Very very happy to see “Mechanical Birds” and “Heart Cooks Brain” on here. Agree with all on “Talking Shit…”, too.

The only one here i kinda agree with on the first list is dance hall, it is quite repetitive and certainly not one of their better songs. I think that most if not all modest mouse songs a quite under rated, i don’t even here songs like float on and dashboard being played over the radio or in cafés, out of all modest mouse songs they are over rated but in the whole world of music? No, not over rated. Cowboy Dan and Bukowski? Really? Theres no getting past the fact that Cowboy Dan is one of the best modest mouse songs and compared to some modest mouse songs not very well known at all. Bukowski is a great song and not over rated at all. Rant over. Sorry to all the poor people who have had the patients to read all this but i wanted to make my opinion clear. I have every modest mouse song there is available to purchase and many that aren’t and i think that they are all pretty damn good 🙂

gotta agree with others people, talking shit about a pretty sunset is one of my faves, and definitely underrated if you ask me. also trailer trash, perfect disguise, and doin the cockroach dont get much attention

however, the fact that a song may be underrated doesn’t mean its not fine being that way. no too sure how happy id be if i heard one of them on a commercial or anything…

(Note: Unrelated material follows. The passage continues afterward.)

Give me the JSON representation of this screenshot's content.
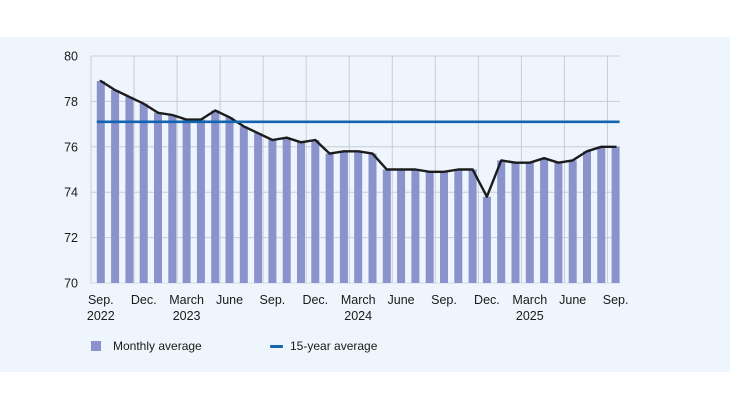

two disagreements I have with this list. One, Cowboy Dan. “Drove to the desert, fired his rifle in the sky/ Said, “God, if I have to die, your gonna have to die” is easilly one of the best lines in music history. And while I do love a few lines from Heart Cooks Brain, I can rarely force myself to listen to the track because it never goes anywhere. To me, it feels like filler. And Lounge (Closing Time) does a good job of representing those lines in a more energetic way.

Replacements for those: Well, honestly, I can’t think of any that are over rated. I would be tempted to say Float On, if only because that’s the ONLY Modest Mouse song most people know, but in that sense, that songs not really overrated, the rest of their entire library is simply underrated. (I say that from experience. For anyone to know who I’m talking about when I say MM I have to play the frickin song. Everytime, it never fails) Underrated, mad props on Making Everybody happy, by the way, I would say, Ohio (beautiful song.) or Steam Enginius. Or Dark Center of the Universe (that might just be me… that song helped me solve a spiritual delima I was having) Anywho, just my two cents on the issue.

Wow, I completely agree with the overrated tracks. Haven’t actual heard most of the underrated ones, but love mechanical birds. Also think that tundra/desert is underrated, anyone agree?

Bukowski is NOT a name-drop. Isaac brilliantly compares God to Bukowski in this track. Both God and Bukowski have the power to create worlds and create circumstances, and Isaac is pissed at God for having the nerve to write him such a shitty life. Isaac Brock feels that, if God is Charles Bukowski, then he is Henry Chinaski, and this song is a lament of that.